A new event is added into the output stream whenever:
- A row with a certain primary key appears for the first time
- A row with a certain key disappears from the snapshot
- A row data associated with a certain key has changed
In case of removal or changes in data this strategy will issue explicit retraction (-R
) and correction (-C
/ +C
) events.
The Snapshot strategy also requires special treatment in regards to the event time. Since snapshot-style data exports represent the state of some system at a certain time - it is important to know what that time was. This time is usually captured in some form of metadata (e.g. in the name of the file, in the URL, or the HTTP caching headers. It should be possible to extract and propagate this time into a data column.
Example
Imagine a data publisher that exposes dataset with current populations of major cities around the world, for example:
Country,City,Population
CA,Vancouver,2581000
US,Seattle,3433000
This dataset is non-temporal (doesn’t have any date/time columns), so it’s a clear sign we’re dealing with a snapshot
data.
So we use the following root dataset manifest to ingest it:
kind: DatasetSnapshot
version: 1
content:
name: cities-population
kind: Root
metadata:
- kind: SetPollingSource
fetch:
kind: Url
url: https://...
eventTime:
kind: FromMetadata
...
merge:
kind: Snapshot
primaryKey:
- country
- city
Notice that we specify snapshot
merge strategy with composite primary key (country, city)
. We also specify the eventTime
of kind FromMetadata
, instructing the ingest to use time from the caching headers as the event time of new records.
The resulting dataset when ingested will look like this:
op | system_time | event_time | country | city | population |
---|---|---|---|---|---|
+A | s1 | e1 | CA | Vancouver | 2581000 |
+A | s1 | e1 | US | Seattle | 3433000 |
Notice that since it’s the first time we ingested data both records have op == '+A'
values, i.e. “append” operation.
Now let’s say after a census in Vancouver our source data changes to:
Country,City,Population
CA,Vancouver,2606000
US,Seattle,3433000
Pulling the dataset will now result in the following history:
op | system_time | event_time | country | city | population |
---|---|---|---|---|---|
+A | s1 | e1 | CA | Vancouver | 2581000 |
+A | s1 | e1 | US | Seattle | 3433000 |
-C | s2 | e1 | CA | Vancouver | 2581000 |
+C | s2 | e2 | CA | Vancouver | 2606000 |
The two added rows represent the '-C' correct-from
event that carries the old value that was changed, and '+C' correct-to
event that carries the new value that was observed.

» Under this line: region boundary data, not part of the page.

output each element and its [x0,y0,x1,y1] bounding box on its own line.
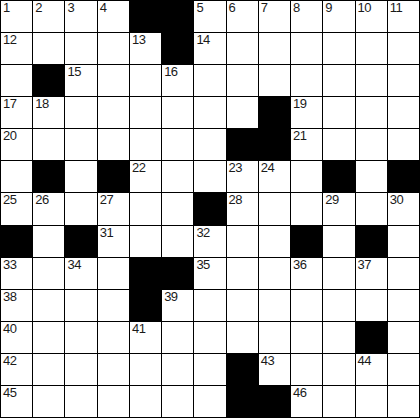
clue-number: 17 [3,97,16,111]
clue-number: 22 [132,161,145,175]
cell-r4c3[interactable] [98,129,129,160]
cell-r3c11[interactable] [356,97,387,128]
cell-r6c2[interactable] [65,193,96,224]
black-square-r5c1 [33,161,64,192]
cell-r6c8[interactable] [259,193,290,224]
cell-r10c3[interactable] [98,322,129,353]
clue-number: 13 [132,33,145,47]
cell-r8c6[interactable]: 35 [194,258,225,289]
cell-r5c7[interactable]: 23 [227,161,258,192]
cell-r10c4[interactable]: 41 [130,322,161,353]
cell-r9c12[interactable] [388,290,419,321]
cell-r12c11[interactable] [356,386,387,417]
cell-r1c0[interactable]: 12 [1,33,32,64]
cell-r6c3[interactable]: 27 [98,193,129,224]
black-square-r4c8 [259,129,290,160]
cell-r1c10[interactable] [323,33,354,64]
cell-r3c0[interactable]: 17 [1,97,32,128]
clue-number: 32 [196,226,209,240]
cell-r0c12[interactable]: 11 [388,1,419,32]
cell-r0c1[interactable]: 2 [33,1,64,32]
cell-r7c7[interactable] [227,226,258,257]
cell-r7c8[interactable] [259,226,290,257]
cell-r5c8[interactable]: 24 [259,161,290,192]
cell-r10c10[interactable] [323,322,354,353]
clue-number: 39 [164,290,177,304]
cell-r10c7[interactable] [227,322,258,353]
cell-r10c8[interactable] [259,322,290,353]
cell-r5c2[interactable] [65,161,96,192]
black-square-r7c9 [291,226,322,257]
clue-number: 23 [229,161,242,175]
cell-r3c9[interactable]: 19 [291,97,322,128]
cell-r4c10[interactable] [323,129,354,160]
cell-r1c6[interactable]: 14 [194,33,225,64]
cell-r4c0[interactable]: 20 [1,129,32,160]
cell-r5c0[interactable] [1,161,32,192]
cell-r8c3[interactable] [98,258,129,289]
cell-r2c4[interactable] [130,65,161,96]
cell-r8c11[interactable]: 37 [356,258,387,289]
clue-number: 38 [3,290,16,304]
cell-r0c10[interactable]: 9 [323,1,354,32]
cell-r6c7[interactable]: 28 [227,193,258,224]
cell-r9c0[interactable]: 38 [1,290,32,321]
cell-r1c3[interactable] [98,33,129,64]
cell-r0c8[interactable]: 7 [259,1,290,32]
clue-number: 16 [164,65,177,79]
black-square-r12c7 [227,386,258,417]
black-square-r4c7 [227,129,258,160]
clue-number: 9 [325,1,332,15]
cell-r6c10[interactable]: 29 [323,193,354,224]
cell-r1c9[interactable] [291,33,322,64]
cell-r11c3[interactable] [98,354,129,385]
cell-r11c1[interactable] [33,354,64,385]
clue-number: 5 [196,1,203,15]
cell-r4c1[interactable] [33,129,64,160]
clue-number: 29 [325,193,338,207]
clue-number: 42 [3,354,16,368]
cell-r4c11[interactable] [356,129,387,160]
crossword-grid: 1234567891011121314151617181920212223242… [0,0,420,418]
cell-r7c3[interactable]: 31 [98,226,129,257]
clue-number: 6 [229,1,236,15]
cell-r2c5[interactable]: 16 [162,65,193,96]
black-square-r12c8 [259,386,290,417]
black-square-r9c4 [130,290,161,321]
black-square-r0c5 [162,1,193,32]
cell-r6c4[interactable] [130,193,161,224]
cell-r3c1[interactable]: 18 [33,97,64,128]
black-square-r6c6 [194,193,225,224]
cell-r3c12[interactable] [388,97,419,128]
clue-number: 8 [293,1,300,15]
cell-r11c8[interactable]: 43 [259,354,290,385]
cell-r4c9[interactable]: 21 [291,129,322,160]
black-square-r10c11 [356,322,387,353]
cell-r12c2[interactable] [65,386,96,417]
cell-r2c6[interactable] [194,65,225,96]
cell-r10c0[interactable]: 40 [1,322,32,353]
black-square-r0c4 [130,1,161,32]
clue-number: 12 [3,33,16,47]
cell-r7c12[interactable] [388,226,419,257]
cell-r9c2[interactable] [65,290,96,321]
clue-number: 20 [3,129,16,143]
clue-number: 15 [67,65,80,79]
cell-r11c10[interactable] [323,354,354,385]
cell-r1c11[interactable] [356,33,387,64]
clue-number: 4 [100,1,107,15]
black-square-r7c0 [1,226,32,257]
clue-number: 30 [390,193,403,207]
clue-number: 33 [3,258,16,272]
cell-r10c1[interactable] [33,322,64,353]
cell-r8c1[interactable] [33,258,64,289]
black-square-r2c1 [33,65,64,96]
clue-number: 14 [196,33,209,47]
cell-r6c11[interactable] [356,193,387,224]
cell-r6c12[interactable]: 30 [388,193,419,224]
black-square-r7c2 [65,226,96,257]
cell-r1c4[interactable]: 13 [130,33,161,64]
cell-r5c5[interactable] [162,161,193,192]
cell-r6c9[interactable] [291,193,322,224]
cell-r0c11[interactable]: 10 [356,1,387,32]
cell-r2c9[interactable] [291,65,322,96]
cell-r11c0[interactable]: 42 [1,354,32,385]
cell-r11c9[interactable] [291,354,322,385]
cell-r2c3[interactable] [98,65,129,96]
cell-r10c9[interactable] [291,322,322,353]
clue-number: 34 [67,258,80,272]
cell-r3c4[interactable] [130,97,161,128]
cell-r4c5[interactable] [162,129,193,160]
cell-r3c6[interactable] [194,97,225,128]
cell-r0c7[interactable]: 6 [227,1,258,32]
cell-r11c12[interactable] [388,354,419,385]
cell-r1c12[interactable] [388,33,419,64]
cell-r12c4[interactable] [130,386,161,417]
cell-r5c6[interactable] [194,161,225,192]
cell-r4c6[interactable] [194,129,225,160]
cell-r8c0[interactable]: 33 [1,258,32,289]
cell-r11c5[interactable] [162,354,193,385]
clue-number: 45 [3,386,16,400]
cell-r12c5[interactable] [162,386,193,417]
clue-number: 35 [196,258,209,272]
cell-r9c1[interactable] [33,290,64,321]
clue-number: 21 [293,129,306,143]
clue-number: 44 [358,354,371,368]
cell-r0c6[interactable]: 5 [194,1,225,32]
cell-r8c8[interactable] [259,258,290,289]
black-square-r3c8 [259,97,290,128]
clue-number: 37 [358,258,371,272]
clue-number: 40 [3,322,16,336]
clue-number: 19 [293,97,306,111]
cell-r7c5[interactable] [162,226,193,257]
cell-r10c5[interactable] [162,322,193,353]
clue-number: 1 [3,1,10,15]
cell-r12c0[interactable]: 45 [1,386,32,417]
cell-r2c11[interactable] [356,65,387,96]
cell-r12c3[interactable] [98,386,129,417]
cell-r3c5[interactable] [162,97,193,128]
cell-r11c11[interactable]: 44 [356,354,387,385]
cell-r9c7[interactable] [227,290,258,321]
cell-r10c2[interactable] [65,322,96,353]
cell-r3c2[interactable] [65,97,96,128]
black-square-r5c10 [323,161,354,192]
cell-r2c12[interactable] [388,65,419,96]
cell-r1c1[interactable] [33,33,64,64]
cell-r3c7[interactable] [227,97,258,128]
cell-r8c7[interactable] [227,258,258,289]
cell-r9c3[interactable] [98,290,129,321]
cell-r9c5[interactable]: 39 [162,290,193,321]
cell-r5c11[interactable] [356,161,387,192]
cell-r0c9[interactable]: 8 [291,1,322,32]
cell-r4c12[interactable] [388,129,419,160]
cell-r2c8[interactable] [259,65,290,96]
cell-r2c0[interactable] [1,65,32,96]
cell-r10c6[interactable] [194,322,225,353]
clue-number: 46 [293,386,306,400]
black-square-r5c12 [388,161,419,192]
clue-number: 31 [100,226,113,240]
cell-r6c0[interactable]: 25 [1,193,32,224]
cell-r0c2[interactable]: 3 [65,1,96,32]
cell-r8c12[interactable] [388,258,419,289]
clue-number: 41 [132,322,145,336]
cell-r9c9[interactable] [291,290,322,321]
cell-r8c9[interactable]: 36 [291,258,322,289]
cell-r5c9[interactable] [291,161,322,192]
black-square-r8c4 [130,258,161,289]
clue-number: 25 [3,193,16,207]
cell-r9c10[interactable] [323,290,354,321]
cell-r0c3[interactable]: 4 [98,1,129,32]
cell-r1c7[interactable] [227,33,258,64]
cell-r6c5[interactable] [162,193,193,224]
clue-number: 10 [358,1,371,15]
cell-r2c7[interactable] [227,65,258,96]
black-square-r11c7 [227,354,258,385]
cell-r8c10[interactable] [323,258,354,289]
cell-r2c10[interactable] [323,65,354,96]
cell-r11c2[interactable] [65,354,96,385]
cell-r7c6[interactable]: 32 [194,226,225,257]
cell-r7c1[interactable] [33,226,64,257]
cell-r12c12[interactable] [388,386,419,417]
cell-r7c4[interactable] [130,226,161,257]
clue-number: 24 [261,161,274,175]
clue-number: 28 [229,193,242,207]
cell-r3c3[interactable] [98,97,129,128]
cell-r11c4[interactable] [130,354,161,385]
cell-r8c2[interactable]: 34 [65,258,96,289]
cell-r12c6[interactable] [194,386,225,417]
clue-number: 2 [35,1,42,15]
cell-r12c9[interactable]: 46 [291,386,322,417]
clue-number: 43 [261,354,274,368]
cell-r4c2[interactable] [65,129,96,160]
cell-r9c11[interactable] [356,290,387,321]
black-square-r5c3 [98,161,129,192]
clue-number: 36 [293,258,306,272]
clue-number: 27 [100,193,113,207]
cell-r7c10[interactable] [323,226,354,257]
clue-number: 18 [35,97,48,111]
cell-r1c2[interactable] [65,33,96,64]
cell-r0c0[interactable]: 1 [1,1,32,32]
clue-number: 11 [390,1,403,15]
black-square-r8c5 [162,258,193,289]
cell-r1c8[interactable] [259,33,290,64]
cell-r4c4[interactable] [130,129,161,160]
cell-r9c8[interactable] [259,290,290,321]
cell-r11c6[interactable] [194,354,225,385]
clue-number: 26 [35,193,48,207]
cell-r10c12[interactable] [388,322,419,353]
black-square-r7c11 [356,226,387,257]
cell-r12c10[interactable] [323,386,354,417]
cell-r12c1[interactable] [33,386,64,417]
cell-r2c2[interactable]: 15 [65,65,96,96]
black-square-r1c5 [162,33,193,64]
clue-number: 3 [67,1,74,15]
cell-r9c6[interactable] [194,290,225,321]
cell-r5c4[interactable]: 22 [130,161,161,192]
cell-r3c10[interactable] [323,97,354,128]
cell-r6c1[interactable]: 26 [33,193,64,224]
clue-number: 7 [261,1,268,15]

Similarly the '-R' retract
event can be issued for a record that disappeared in the source data.
This model is extremely powerful, as it not only provides us the full history of how data was evolving over time, but allows all downstream computations to automatically react to corrections and retractions.
Append
Under Append strategy all observed input data will be appended to the Dataset in its original form, without any modifications.
This strategy is rarely used in datasets that poll data from a remote source, but can be useful for datasets that get data pushed into them (e.g. from an IoT device).